Dans la chanson Tu m donnes le mal, de qui parles-tu ?
Je ne me fixe jamais sur un personnage. Dans cette chanson, ce n’est pas la personne incriminée qui m a inspiré, mais bien celui qui souffre, c’est-à-dire moi. J’aime écrire sur l’état mental des gens. Ici, il s’agit du mien, en présence d’un être détesté. Cet état mental n’est pas banal. C’est une haine rare et profonde, qui a un effet passionnant à étudier.
Je me sens d’ailleurs plus souvent inspiré par ce genre de réactions négatives que par des pensées pleines de bonheur et d’espoir.
Ne serait-ce pas tout simplement de l’auto-apitoiement ?

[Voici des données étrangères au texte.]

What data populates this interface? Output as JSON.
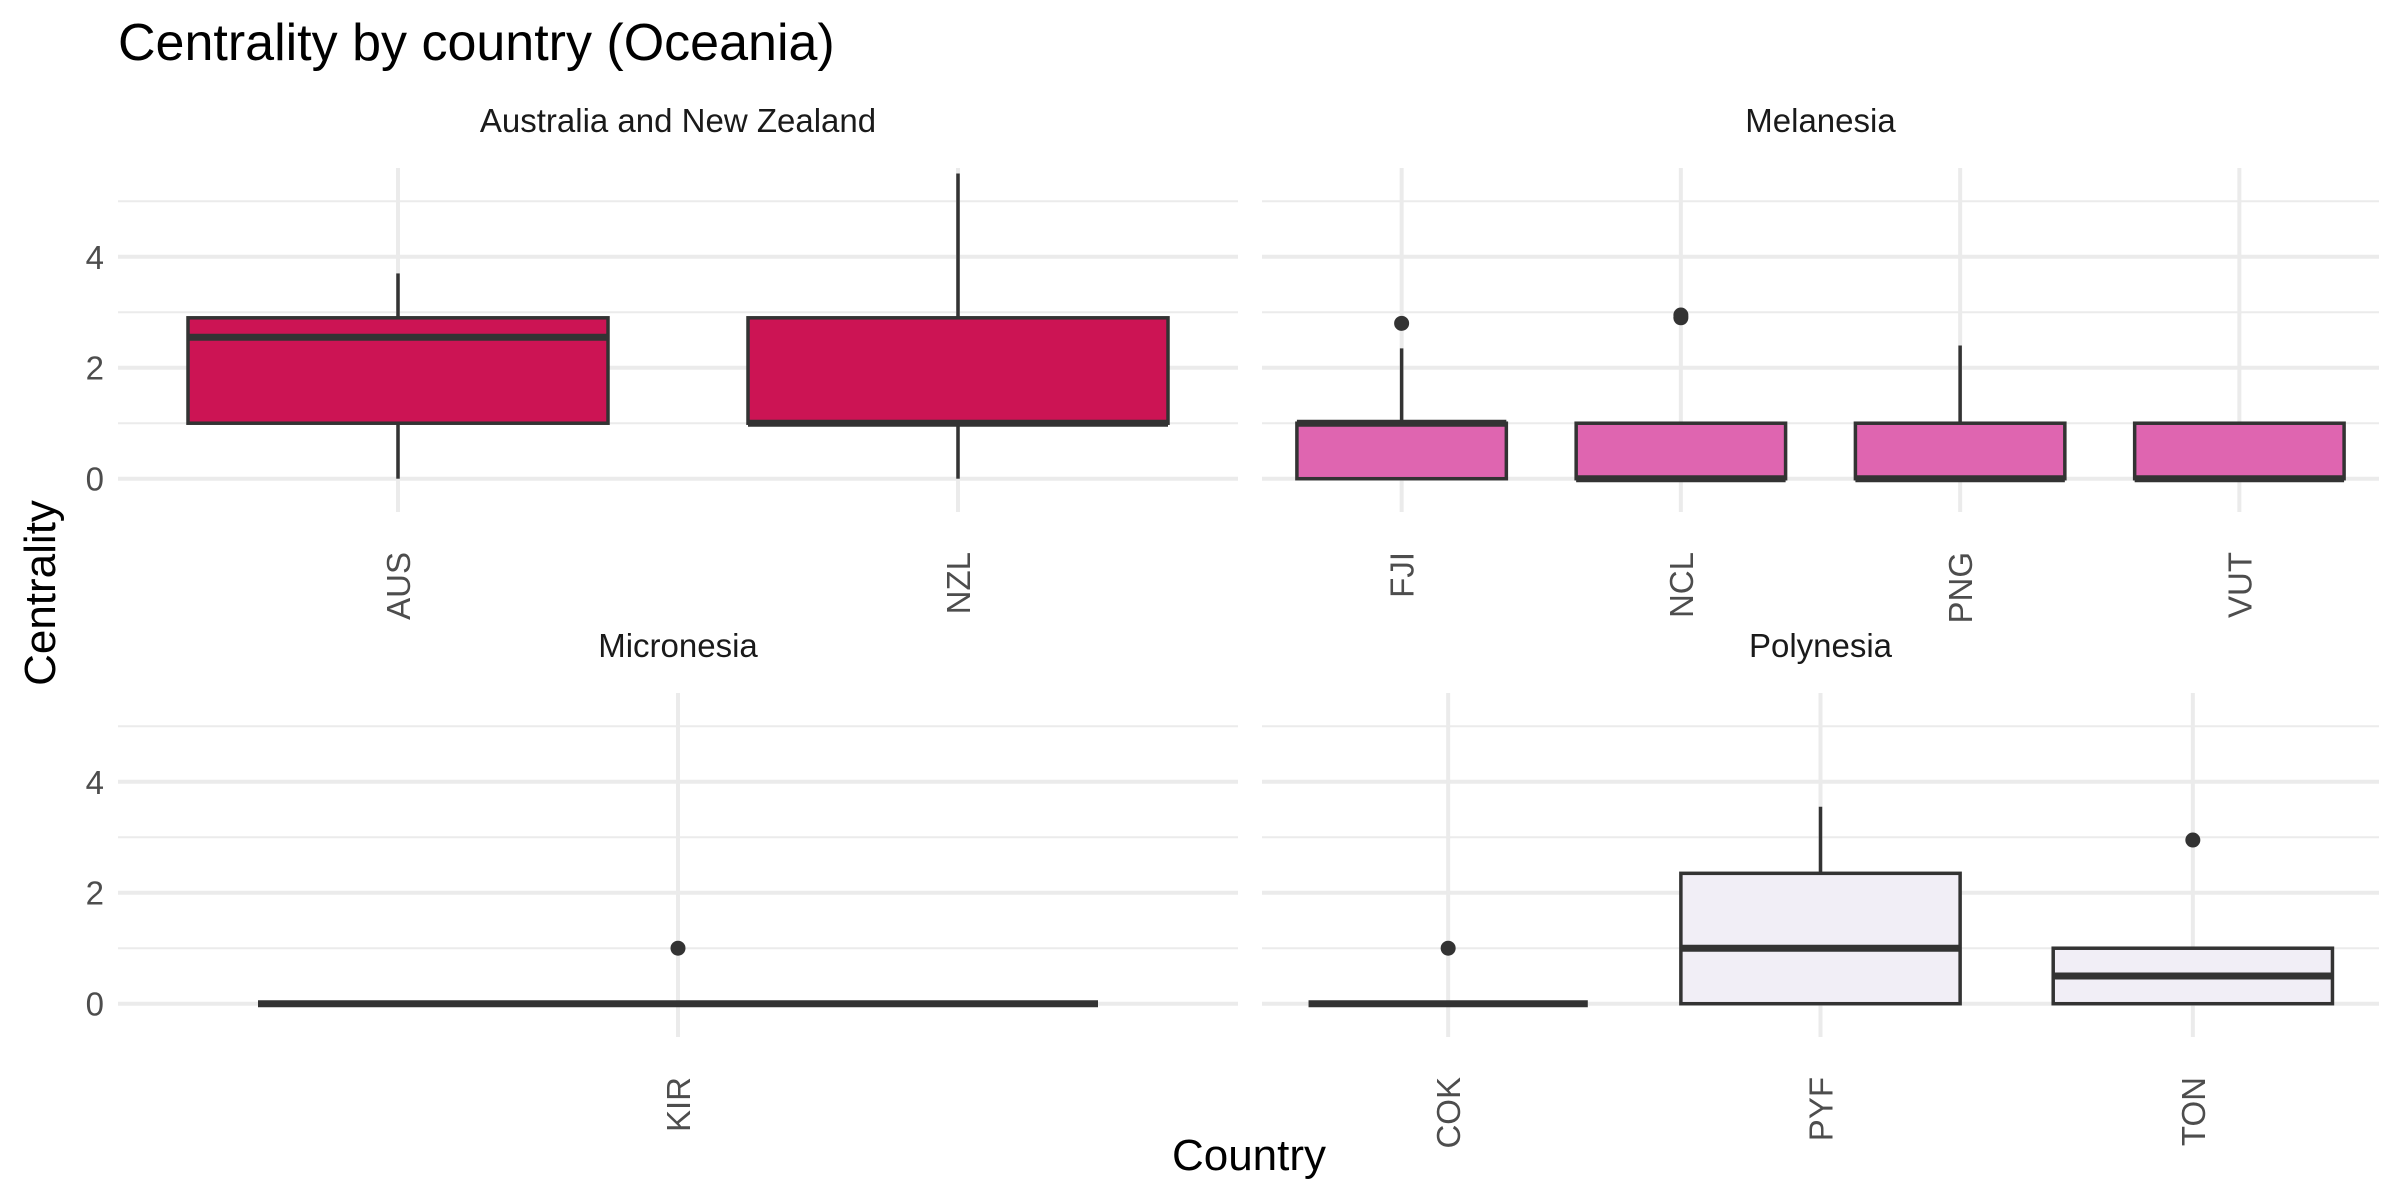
{
  "chart_data": {
    "type": "boxplot",
    "title": "Centrality by country (Oceania)",
    "xlabel": "Country",
    "ylabel": "Centrality",
    "ylim": [
      -0.6,
      5.6
    ],
    "yticks": [
      0,
      2,
      4
    ],
    "grid": true,
    "legend": "none",
    "panels": [
      {
        "name": "Australia and New Zealand",
        "fill": "#cc1454",
        "boxes": [
          {
            "category": "AUS",
            "min": 0,
            "q1": 1,
            "median": 2.55,
            "q3": 2.9,
            "max": 3.7,
            "outliers": []
          },
          {
            "category": "NZL",
            "min": 0,
            "q1": 1,
            "median": 1.0,
            "q3": 2.9,
            "max": 5.5,
            "outliers": []
          }
        ]
      },
      {
        "name": "Melanesia",
        "fill": "#df65b0",
        "boxes": [
          {
            "category": "FJI",
            "min": 0,
            "q1": 0,
            "median": 1.0,
            "q3": 1.0,
            "max": 2.35,
            "outliers": [
              2.8
            ]
          },
          {
            "category": "NCL",
            "min": 0,
            "q1": 0,
            "median": 0,
            "q3": 1.0,
            "max": 1.0,
            "outliers": [
              2.9,
              2.95
            ]
          },
          {
            "category": "PNG",
            "min": 0,
            "q1": 0,
            "median": 0,
            "q3": 1.0,
            "max": 2.4,
            "outliers": []
          },
          {
            "category": "VUT",
            "min": 0,
            "q1": 0,
            "median": 0,
            "q3": 1.0,
            "max": 1.0,
            "outliers": []
          }
        ]
      },
      {
        "name": "Micronesia",
        "fill": "#f1eef6",
        "boxes": [
          {
            "category": "KIR",
            "min": 0,
            "q1": 0,
            "median": 0,
            "q3": 0,
            "max": 0,
            "outliers": [
              1.0
            ]
          }
        ]
      },
      {
        "name": "Polynesia",
        "fill": "#f1eef6",
        "boxes": [
          {
            "category": "COK",
            "min": 0,
            "q1": 0,
            "median": 0,
            "q3": 0,
            "max": 0,
            "outliers": [
              1.0
            ]
          },
          {
            "category": "PYF",
            "min": 0,
            "q1": 0,
            "median": 1.0,
            "q3": 2.35,
            "max": 3.55,
            "outliers": []
          },
          {
            "category": "TON",
            "min": 0,
            "q1": 0,
            "median": 0.5,
            "q3": 1.0,
            "max": 1.0,
            "outliers": [
              2.95
            ]
          }
        ]
      }
    ]
  },
  "colors": {
    "grid": "#ebebeb",
    "box_stroke": "#333333",
    "tick_text": "#4d4d4d"
  }
}
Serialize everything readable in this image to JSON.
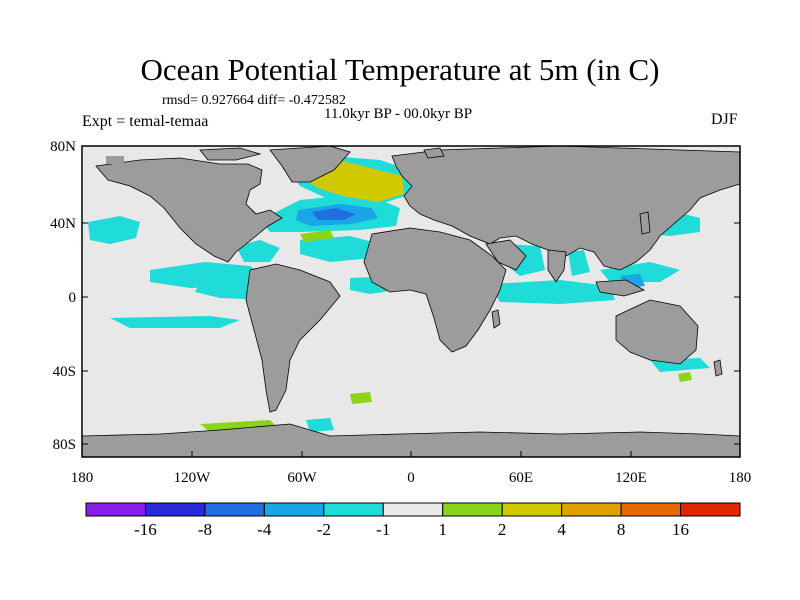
{
  "header": {
    "title": "Ocean Potential Temperature at 5m (in C)",
    "stats": "rmsd= 0.927664 diff= -0.472582",
    "period": "11.0kyr BP - 00.0kyr BP",
    "experiment": "Expt = temal-temaa",
    "season": "DJF"
  },
  "axes": {
    "lat_labels": [
      "80N",
      "40N",
      "0",
      "40S",
      "80S"
    ],
    "lon_labels": [
      "180",
      "120W",
      "60W",
      "0",
      "60E",
      "120E",
      "180"
    ]
  },
  "colorbar": {
    "colors": [
      "#8a1ee6",
      "#2a2ad8",
      "#1f6fe0",
      "#1aa6e6",
      "#1fdcd8",
      "#e8e8e8",
      "#8cd41a",
      "#d2c800",
      "#dfa000",
      "#e46a00",
      "#e02800"
    ],
    "tick_labels": [
      "-16",
      "-8",
      "-4",
      "-2",
      "-1",
      "1",
      "2",
      "4",
      "8",
      "16"
    ]
  },
  "colors": {
    "land": "#9c9c9c",
    "ocean": "#e8e8e8",
    "cyan": "#1fdcd8",
    "light_blue": "#1aa6e6",
    "blue": "#1f6fe0",
    "green": "#8cd41a",
    "yellow": "#d2c800"
  }
}
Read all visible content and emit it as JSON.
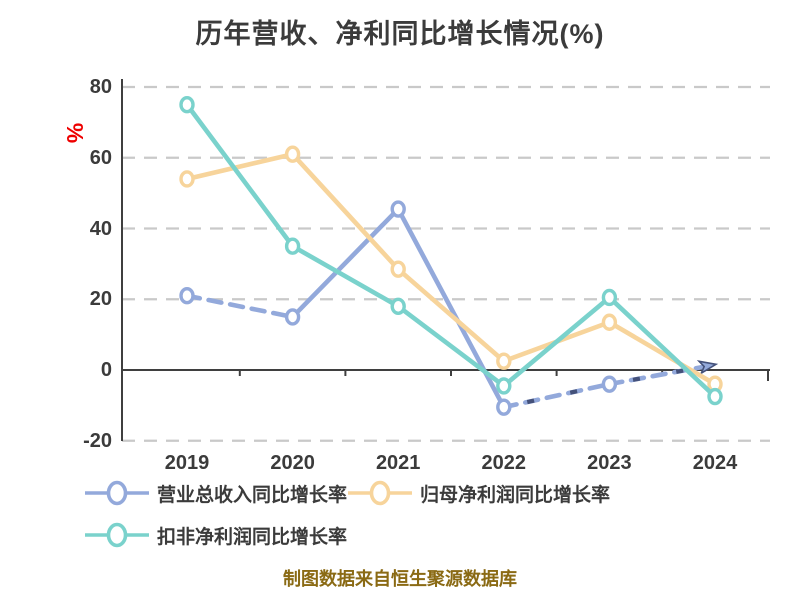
{
  "title": "历年营收、净利同比增长情况(%)",
  "footer": "制图数据来自恒生聚源数据库",
  "y_axis": {
    "unit_label": "%",
    "unit_label_color": "#ee0000",
    "tick_labels": [
      "80",
      "60",
      "40",
      "20",
      "0",
      "-20"
    ]
  },
  "x_axis": {
    "tick_labels": [
      "2019",
      "2020",
      "2021",
      "2022",
      "2023",
      "2024"
    ]
  },
  "legend": {
    "items": [
      {
        "label": "营业总收入同比增长率",
        "color": "#93a9db"
      },
      {
        "label": "归母净利润同比增长率",
        "color": "#f7d49b"
      },
      {
        "label": "扣非净利润同比增长率",
        "color": "#7ad2cc"
      }
    ]
  },
  "colors": {
    "text": "#3b3b3b",
    "axis": "#3f3f3f",
    "grid": "#c9c9c9",
    "background": "#ffffff",
    "footer_text": "#8a6a14",
    "blue_series": "#93a9db",
    "blue_dark_dash": "#44517a",
    "orange_series": "#f7d49b",
    "teal_series": "#7ad2cc"
  },
  "chart_data": {
    "type": "line",
    "title": "历年营收、净利同比增长情况(%)",
    "categories": [
      "2019",
      "2020",
      "2021",
      "2022",
      "2023",
      "2024"
    ],
    "series": [
      {
        "name": "营业总收入同比增长率",
        "color": "#93a9db",
        "values": [
          21,
          15,
          45.5,
          -10.5,
          -4,
          1.5
        ],
        "line_style": "mixed",
        "dashed_segments": [
          true,
          false,
          false,
          true,
          true
        ],
        "dark_dash_overlay_segments": [
          false,
          false,
          false,
          true,
          true
        ],
        "arrow_at_end": true
      },
      {
        "name": "归母净利润同比增长率",
        "color": "#f7d49b",
        "values": [
          54,
          61,
          28.5,
          2.5,
          13.5,
          -4
        ],
        "line_style": "solid",
        "dashed_segments": [
          false,
          false,
          false,
          false,
          false
        ],
        "dark_dash_overlay_segments": [
          false,
          false,
          false,
          false,
          false
        ],
        "arrow_at_end": false
      },
      {
        "name": "扣非净利润同比增长率",
        "color": "#7ad2cc",
        "values": [
          75,
          35,
          18,
          -4.5,
          20.5,
          -7.5
        ],
        "line_style": "solid",
        "dashed_segments": [
          false,
          false,
          false,
          false,
          false
        ],
        "dark_dash_overlay_segments": [
          false,
          false,
          false,
          false,
          false
        ],
        "arrow_at_end": false
      }
    ],
    "ylabel": "%",
    "xlabel": "",
    "ylim": [
      -20,
      80
    ],
    "y_tick_step": 20,
    "grid": "dashed horizontal lines, solid zero axis",
    "legend_position": "bottom-left, two rows",
    "marker": "white-filled ellipse with colored ring"
  }
}
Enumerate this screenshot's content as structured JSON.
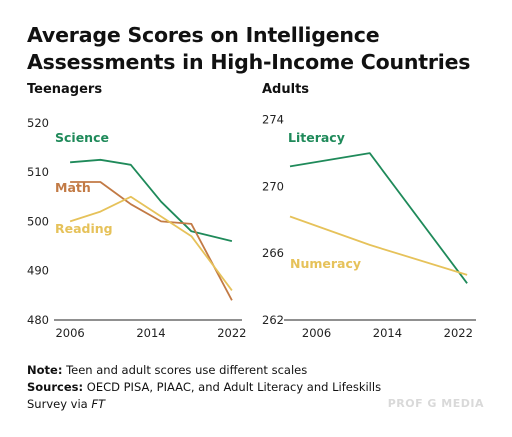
{
  "title": "Average Scores on Intelligence Assessments in High-Income Countries",
  "notes": {
    "note_label": "Note:",
    "note_text": "Teen and adult scores use different scales",
    "sources_label": "Sources:",
    "sources_text": "OECD PISA, PIAAC, and Adult Literacy and Lifeskills Survey via",
    "sources_italic": "FT"
  },
  "watermark": "PROF G MEDIA",
  "colors": {
    "science": "#1f8a5a",
    "math": "#c27a45",
    "reading": "#e6c25a",
    "literacy": "#1f8a5a",
    "numeracy": "#e6c25a",
    "axis": "#222222"
  },
  "chart_data": [
    {
      "type": "line",
      "title": "Teenagers",
      "x_ticks": [
        "2006",
        "2014",
        "2022"
      ],
      "y_ticks": [
        480,
        490,
        500,
        510,
        520
      ],
      "xlim": [
        2005,
        2023
      ],
      "ylim": [
        480,
        522
      ],
      "series": [
        {
          "name": "Science",
          "color": "#1f8a5a",
          "x": [
            2006,
            2009,
            2012,
            2015,
            2018,
            2022
          ],
          "y": [
            512,
            512.5,
            511.5,
            504,
            498,
            496
          ]
        },
        {
          "name": "Math",
          "color": "#c27a45",
          "x": [
            2006,
            2009,
            2012,
            2015,
            2018,
            2022
          ],
          "y": [
            508,
            508,
            503.5,
            500,
            499.5,
            484
          ]
        },
        {
          "name": "Reading",
          "color": "#e6c25a",
          "x": [
            2006,
            2009,
            2012,
            2015,
            2018,
            2022
          ],
          "y": [
            500,
            502,
            505,
            501,
            497,
            486
          ]
        }
      ]
    },
    {
      "type": "line",
      "title": "Adults",
      "x_ticks": [
        "2006",
        "2014",
        "2022"
      ],
      "y_ticks": [
        262,
        266,
        270,
        274
      ],
      "xlim": [
        2003,
        2024
      ],
      "ylim": [
        262,
        274.4
      ],
      "series": [
        {
          "name": "Literacy",
          "color": "#1f8a5a",
          "x": [
            2003,
            2012,
            2023
          ],
          "y": [
            271.2,
            272,
            264.2
          ]
        },
        {
          "name": "Numeracy",
          "color": "#e6c25a",
          "x": [
            2003,
            2012,
            2023
          ],
          "y": [
            268.2,
            266.5,
            264.7
          ]
        }
      ]
    }
  ]
}
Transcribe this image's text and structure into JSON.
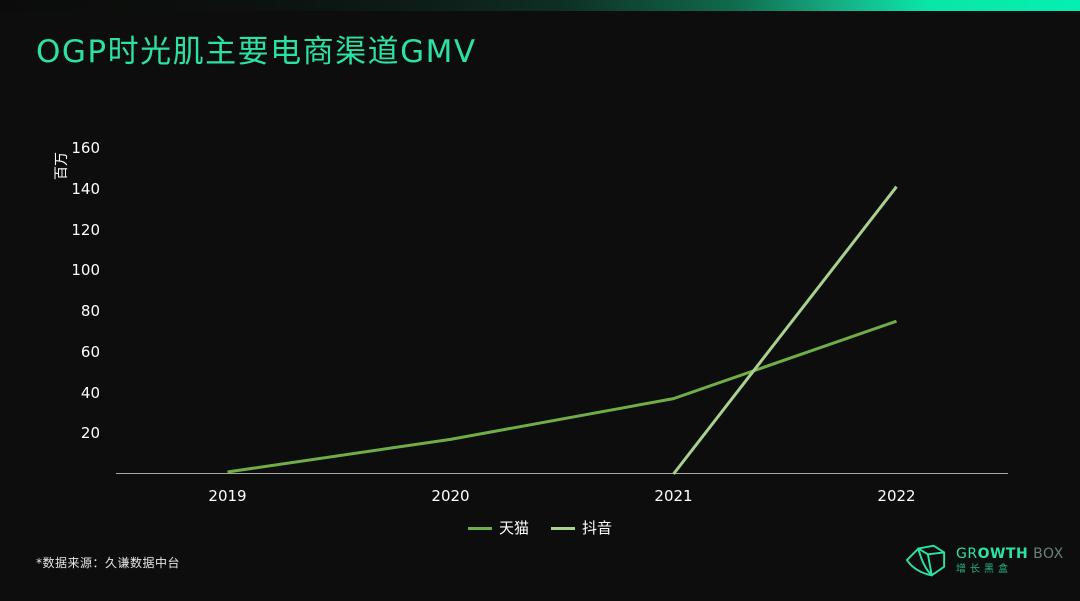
{
  "page": {
    "title": "OGP时光肌主要电商渠道GMV",
    "footer_source": "*数据来源：久谦数据中台"
  },
  "brand": {
    "wordmark_prefix": "GR",
    "wordmark_bold": "OWTH",
    "wordmark_suffix": "BOX",
    "name_cn": "增长黑盒"
  },
  "colors": {
    "background": "#0d0d0d",
    "accent_green": "#2ce2a2",
    "topbar_gradient_end": "#04f0b0",
    "tmall_line": "#70ad47",
    "douyin_line": "#a9d18e",
    "axis_line": "#a6a6a6",
    "tick_text": "#ffffff",
    "brand_dim": "#6b8078",
    "brand_cn": "#23b286"
  },
  "chart_data": {
    "type": "line",
    "title": "OGP时光肌主要电商渠道GMV",
    "unit_label": "百万",
    "categories": [
      "2019",
      "2020",
      "2021",
      "2022"
    ],
    "series": [
      {
        "name": "天猫",
        "color": "#70ad47",
        "values": [
          1,
          17,
          37,
          75
        ]
      },
      {
        "name": "抖音",
        "color": "#a9d18e",
        "values": [
          null,
          null,
          0,
          141
        ]
      }
    ],
    "ylabel": "百万",
    "xlabel": "",
    "ylim": [
      0,
      160
    ],
    "yticks": [
      20,
      40,
      60,
      80,
      100,
      120,
      140,
      160
    ],
    "grid": false,
    "legend_position": "bottom"
  }
}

Si, peut-être, mais j’essaie de me battre contre, pour ne pas tomber dans le gouffre du désespoir. Là aussi, il s’agit d’un équilibre précaire que je m’efforce de préserver. Et en plus, j’ai peur que tout le monde m étiquette comme un être sensible. C’est vrai que je suis fragile, que je suis perméable à tout un tas de sentiments bons et moins bons, mais je n’aimerais pas que tout le monde le sache. Je ne veux pas mutiler mon image. Je suis sensible et fier d’être sensible, car cela m ouvre de nouveaux univers, dans le monde du cinéma et de la littérature par exemple, mais cette sensibilité doit savoir se faire muette par instant. Je ne veux pas passer pour un chialard. La pudeur doit savoir reprendre le dessus. Lou Reed, par exemple, est sans conteste un type extrêmement sensible. Et pour se protéger, il a toujours eu recours à un univers créé de toutes pièces, composé principalement d’une énorme dose de cynisme et d’une paire de lunettes noires. Mais c’est également un type à vif, qui parle de ses malaises. Moi aussi, c’est souvent l’idée de malaise qui m inspire, comme dans Tu m donnes le mal. C’est un état limite, où tu pourrais aller jusqu’à tuer quelqu’un. J’ai déjà ressenti cela. Cette chanson étudie les limites du self-control, cette bataille interne entre ton bien et ton mal.
Et lequel des deux l’emporte chez toi ?
Le mal, malheureusement. Je ne sais pas me contrôler, surtout au niveau de mes sentiments. Tu m donnes le mal décrit un de ces moments où l’intelligence n’intervient plus. C’est la bête qui prend le dessus.
Et l’étape suivante, c’est la violence ?
Oui, hélas. Il m’est arrivé de chuter dans cet excès, quelquefois, mais je n’en suis pas fier. Se battre, c’est opter pour la facilité, c’est se compromettre. Je n’aime pas ça. De plus, la lutte intérieure est encore plus forte après que les coups sont partis. Le remords est l’un des sentiments les plus douloureux que je connaisse.
N’as-tu pas peur d’éprouver du remords lorsque tu reliras cette interview ?
Non, je ne crois pas. J’aime bien me livrer et je ne pense pas que je rougirai en me relisant. J’aime l’idée de vérité, de franchise. Je crois qu’il est important de prendre du recul par rapport à soi-même de temps en temps et il se pourrait bien que cette interview m y aide. Je préfère parler de sentiments, d’obsessions, de choses véritables que d’effets de guitares. Et malheureusement, dans ma vie de rocker français, on me parle plus souvent d’effets de guitares que de sentiments.